Die Konzentration auf nur noch drei Sparten, die Novartis am Dienstag bekannt gegeben hat, wird Auswirkungen auf Mitarbeiter in Basel haben: Im Werk Rosental sind 240 Mitarbeiter aus der Tiergesundheitssparte vom Verkauf an Eli Lilly betroffen. Schweizweit sind von den 15'000 Beschäftigten rund 1500 Angestellte von der am Dienstag bekannt gegebenen Restrukturierung tangiert.

Unklare Situation in Basel

Die Gewerkschaft Unia wünscht sich von Novartis ein klares Bekenntnis zu den betroffenen Mitarbeitern am Standort Basel. Bisher hat sich der Konzern aber in Schweigen gehüllt. «Wir erwarten, dass die betroffenen Stellen in Basel erhalten bleiben und die Mitarbeiter keine Einbussen bei den Arbeitsbedingungen hinnehmen müssen», sagt Manuel Wyss, Branchenleiter chemische und pharmazeutische Industrie der Unia. Ob Stellen gestrichen oder ins Ausland verschoben werden, kann Wyss nicht sagen.
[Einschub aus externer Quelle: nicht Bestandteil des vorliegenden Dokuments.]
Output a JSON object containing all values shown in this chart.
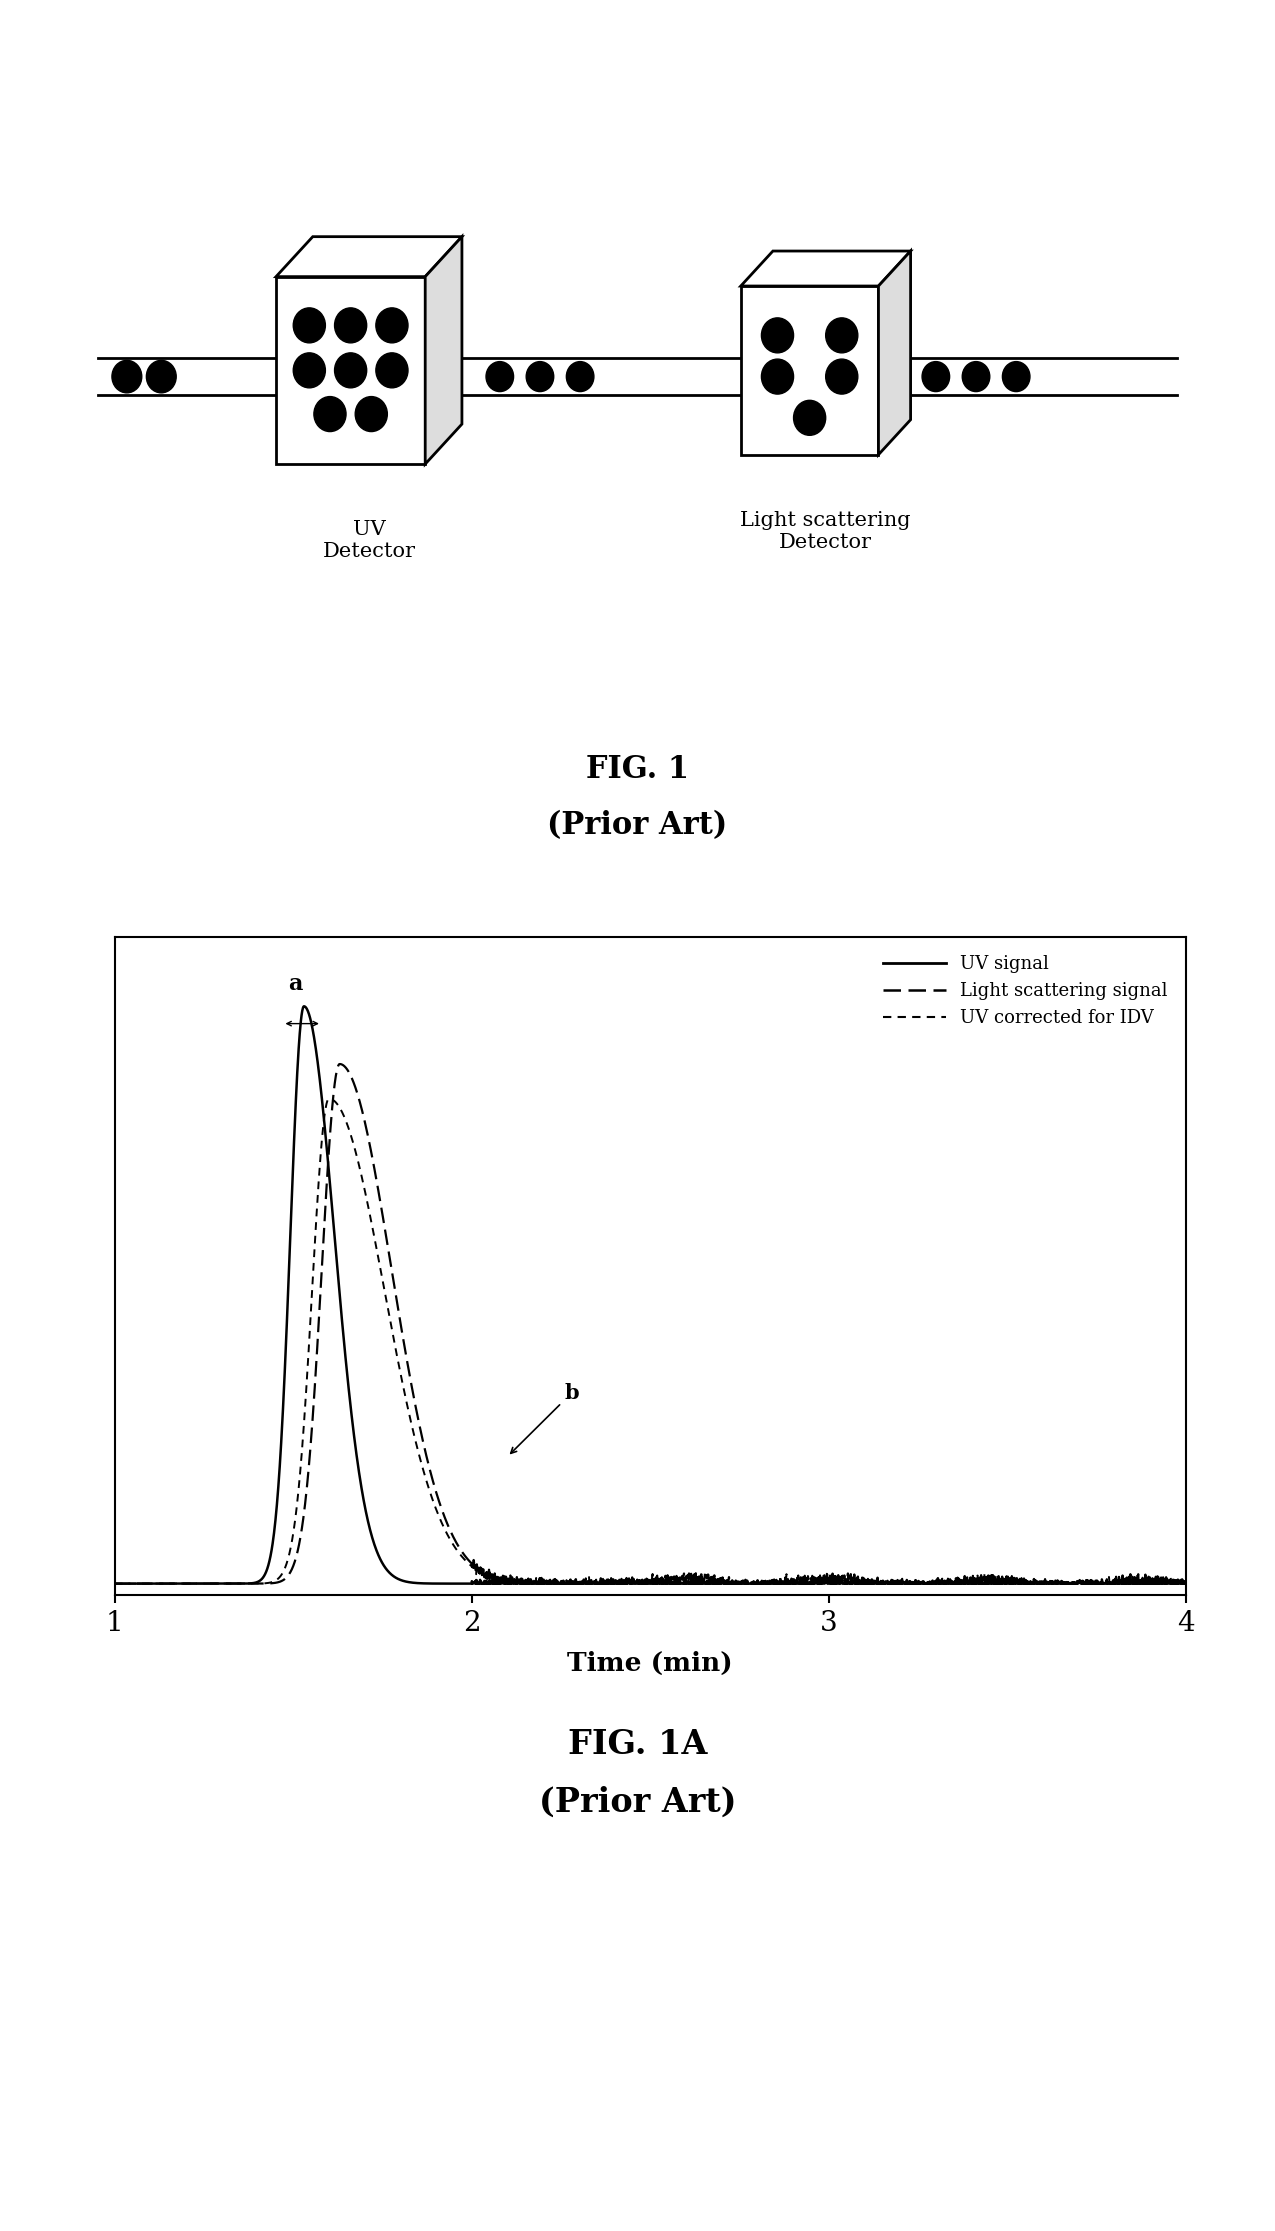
{
  "fig1_label": "FIG. 1",
  "fig1_sublabel": "(Prior Art)",
  "fig1a_label": "FIG. 1A",
  "fig1a_sublabel": "(Prior Art)",
  "uv_detector_label": "UV\nDetector",
  "ls_detector_label": "Light scattering\nDetector",
  "xlabel": "Time (min)",
  "legend_entries": [
    "UV signal",
    "Light scattering signal",
    "UV corrected for IDV"
  ],
  "xlim": [
    1,
    4
  ],
  "annotation_a": "a",
  "annotation_b": "b",
  "background_color": "#ffffff",
  "line_color": "#000000"
}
Für Pascal Brenneisen, Leiter Novartis Schweiz, ist es verfrüht, Schlüsse zu den möglichen Folgen des Umbaus zu ziehen. Laut Brenneisen werden die lokalen Arbeitnehmervertretungen durch die Novartis weiterhin informiert und miteinbezogen, wie dies den gesetzlichen Vorschriften entspricht. «Für weitere Angaben ist es zu früh, da diese Transaktionen eben erst finalisiert wurden und es nun einige Monate dauern wird, die Details zu planen», erklärt Brenneisen auf Anfrage der bz. Dabei sei zu berücksichtigen, dass «der Abschluss dieser Transaktionen in der ersten Hälfte 2015 zu erwarten ist, also in knapp einem Jahr».

Das betonte am Dienstag auch Novartis-CEO Joe Jimenez. Die Angestellten wechseln mit Abschluss der Transaktion auch ihren Arbeitgeber. Ob unter den neuen Besitzern Stellen wegfallen oder ob es Verschiebungen ins Ausland gibt, darüber wollte Jimenez nicht spekulieren.

Für Regierungsrat Christoph Brutschin ist der Zeitpunkt ebenfalls noch zu früh, um zu beurteilen, was der Umbau für die Mitarbeiter bedeutet. Er betonte, dass der von Novartis verkündete Schritt kein Abbau, sondern ein Umbau sei. In einem Umbau würden zwar Gefahren stecken, aber eben auch Chancen. Wichtig sei, dass man in Basel den Prozess begleite und vor allem die Vorteile für den Standort Basel wahren kann.

Unklare Zukunft in Nyon

Am stärksten trifft die angekündigte Neuausrichtung den Novartis-Standort Nyon. Vor zwei Jahren konnte der Pharmakonzern dort von seinen Schliessungsplänen abgebracht werden und entschied sich stattdessen, die Produktion von rezeptpflichtigen Medikamenten weiter auszubauen. Heute sind am Standort 900 Personen beschäftigt. Die Produktionsstätte geht in eine gemeinsame Firma mit der britischen Glaxo Smith Kline über. Novartis wird mit 36,5 Prozent nur noch eine Minderheitsbeteiligung am Werk besitzen – der Rest gehört Glaxo Smith Kline.

Für die Stellen in Nyon gab Konzernchef Joe Jimenez am Mittwoch zwar Entwarnung. Gegenüber der Zeitung «24heures» sagte er, dass die 900 Arbeitsplätze in Nyon erhalten bleiben. Wie lange dies gilt, ist aber ungewiss. Das Sagen über das Werk in Nyon haben künftig nicht mehr die Basler, sondern die neuen Besitzer aus Grossbritannien. Was die Briten langfristig mit dem Werk vorhaben, bleibt ebenfalls unklar.

Zur Anzahl der betroffenen Stellen im Impfgeschäft waren von Novartis keine Angaben erhältlich.